Equally unavailing is Chery’s final argument that the attorney’s fees that she has incurred in bringing suit against Metropolitan are damages. She relied on Jet Lines Servs., Inc. v. American Employers Ins. Co., 404 Mass. 706 (1989) and Columbia Chiropractic Group, Inc. v. Trust Ins. Co., 430 Mass. 60 (1999) for the proposition that, if a violation of G.L.c. 93A forces another to incur attorney’s fees, then those fees are a loss of money or property and may be recovered as G.Lc. 93A damages. Chery’s argument confuses the loss or injury required before a G.Lc. 93A plaintiff is entitled to a statutory recovery, and the elements of damages that are included in that recovery. One must first establish a violation of c. 93A, and thus a causally related loss, before attorney’s fees may be included in an award under the statute. See Hershenow, supra at 799 n.18 (rejecting argument that statutory damages provision under G.Lc. 93A, §9 supplants requirement to prove causation); Aspinall v. Philip Morris Cos., 442 Mass. 381, 400-401 (2004) (Legislature did not intend G.Lc. 93A, §9 to confer on plaintiffs who have suffered no harm the right to receive nominal damage award that “will in turn entitle them to a sometimes significant attorney’s fee recovery”).

There was no error in the allowance of summary judgment in favor of Metropolitan on count 2 of Chery’s complaint.

Judgment affirmed.

So ordered.

Neither Medicare, nor MassHealth, is subject to the coordination of benefits provision under G.L.c. 90, §34A. See Timothy H. Galley, Mass. Div. of Ins.
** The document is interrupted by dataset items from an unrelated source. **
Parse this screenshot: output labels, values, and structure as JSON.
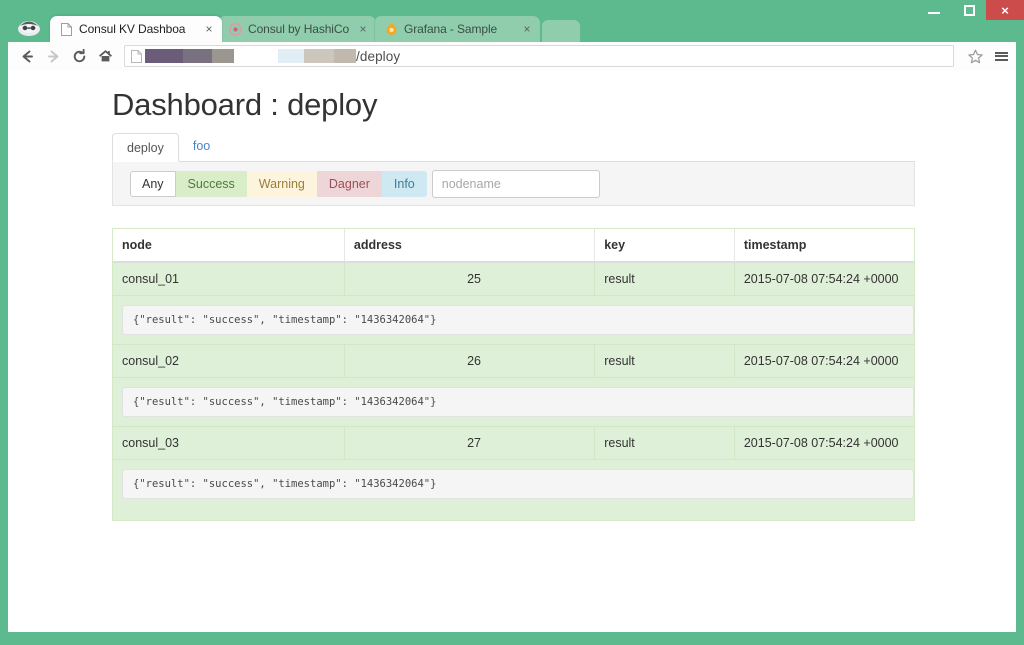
{
  "window": {
    "controls": {
      "minimize_label": "Minimize",
      "maximize_label": "Maximize",
      "close_label": "×"
    },
    "frame_color": "#5cba8e",
    "close_color": "#cc4c4c"
  },
  "browser": {
    "tabs": [
      {
        "title": "Consul KV Dashboa",
        "favicon": "page-icon",
        "active": true,
        "close_label": "×"
      },
      {
        "title": "Consul by HashiCo",
        "favicon": "consul-icon",
        "active": false,
        "close_label": "×"
      },
      {
        "title": "Grafana - Sample",
        "favicon": "grafana-icon",
        "active": false,
        "close_label": "×"
      }
    ],
    "new_tab_label": "",
    "toolbar": {
      "back_label": "←",
      "forward_label": "→",
      "reload_label": "⟳",
      "home_label": "⌂",
      "star_label": "☆",
      "menu_label": "≡"
    },
    "omnibox": {
      "url_suffix": "/deploy",
      "redacted": true
    }
  },
  "page": {
    "title": "Dashboard : deploy",
    "tabs": [
      {
        "label": "deploy",
        "active": true
      },
      {
        "label": "foo",
        "active": false
      }
    ],
    "filters": [
      {
        "label": "Any",
        "style": "any"
      },
      {
        "label": "Success",
        "style": "success"
      },
      {
        "label": "Warning",
        "style": "warning"
      },
      {
        "label": "Dagner",
        "style": "danger"
      },
      {
        "label": "Info",
        "style": "info"
      }
    ],
    "search": {
      "placeholder": "nodename",
      "value": ""
    },
    "table": {
      "columns": [
        "node",
        "address",
        "key",
        "timestamp"
      ],
      "rows": [
        {
          "node": "consul_01",
          "address": "25",
          "key": "result",
          "timestamp": "2015-07-08 07:54:24 +0000",
          "detail": "{\"result\": \"success\", \"timestamp\": \"1436342064\"}"
        },
        {
          "node": "consul_02",
          "address": "26",
          "key": "result",
          "timestamp": "2015-07-08 07:54:24 +0000",
          "detail": "{\"result\": \"success\", \"timestamp\": \"1436342064\"}"
        },
        {
          "node": "consul_03",
          "address": "27",
          "key": "result",
          "timestamp": "2015-07-08 07:54:24 +0000",
          "detail": "{\"result\": \"success\", \"timestamp\": \"1436342064\"}"
        }
      ]
    }
  }
}
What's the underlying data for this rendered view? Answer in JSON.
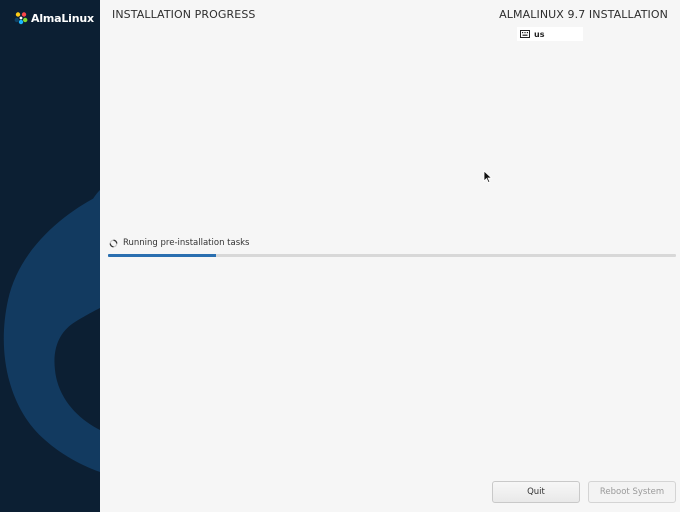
{
  "sidebar": {
    "logo_text": "AlmaLinux",
    "background_color": "#0c1f33",
    "art_color": "#123a60"
  },
  "header": {
    "page_title": "INSTALLATION PROGRESS",
    "product_title": "ALMALINUX 9.7 INSTALLATION",
    "keyboard_layout": "us",
    "keyboard_icon": "keyboard-icon"
  },
  "progress": {
    "status_text": "Running pre-installation tasks",
    "spinner_icon": "spinner-icon",
    "percent": 19,
    "fill_color": "#2a6fb0"
  },
  "footer": {
    "quit_label": "Quit",
    "reboot_label": "Reboot System"
  }
}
Bulletin 8-90-2 (1990).

Medicare paid $0.63 on March 3, 2008 and $213.21 on March 18, 2008. MassHealth paid the remaining $38.32 on April 29, 2008.

The statute makes Medicare the secondary payer for medical services provided to Medicare beneficiaries whenever payment is available from another primary payer, §1395y(b)(2)(A), but also permits, should the primary payer fail to pay promptly, initial payment by Medicare conditioned on its later right to reimbursement. §1395y (3) (2) (3).

Chery waived the issue by failing to address it in her appellate brief. Dist./Mun. Cts. R. A. D. A., Rule 16(a) (4). See Morris v. Centola, 2001 Mass. App. Div. 39, 40.

It is unclear whether Chery was aware that an automobile liability insurer would also be entitled to reimbursement for PIP benefits paid in the form of a deduction from any damages awarded in the underlying motor vehicle tort action. See DeMarco v. Martin, 2003 Mass. App. Div. 95, 97 n.9.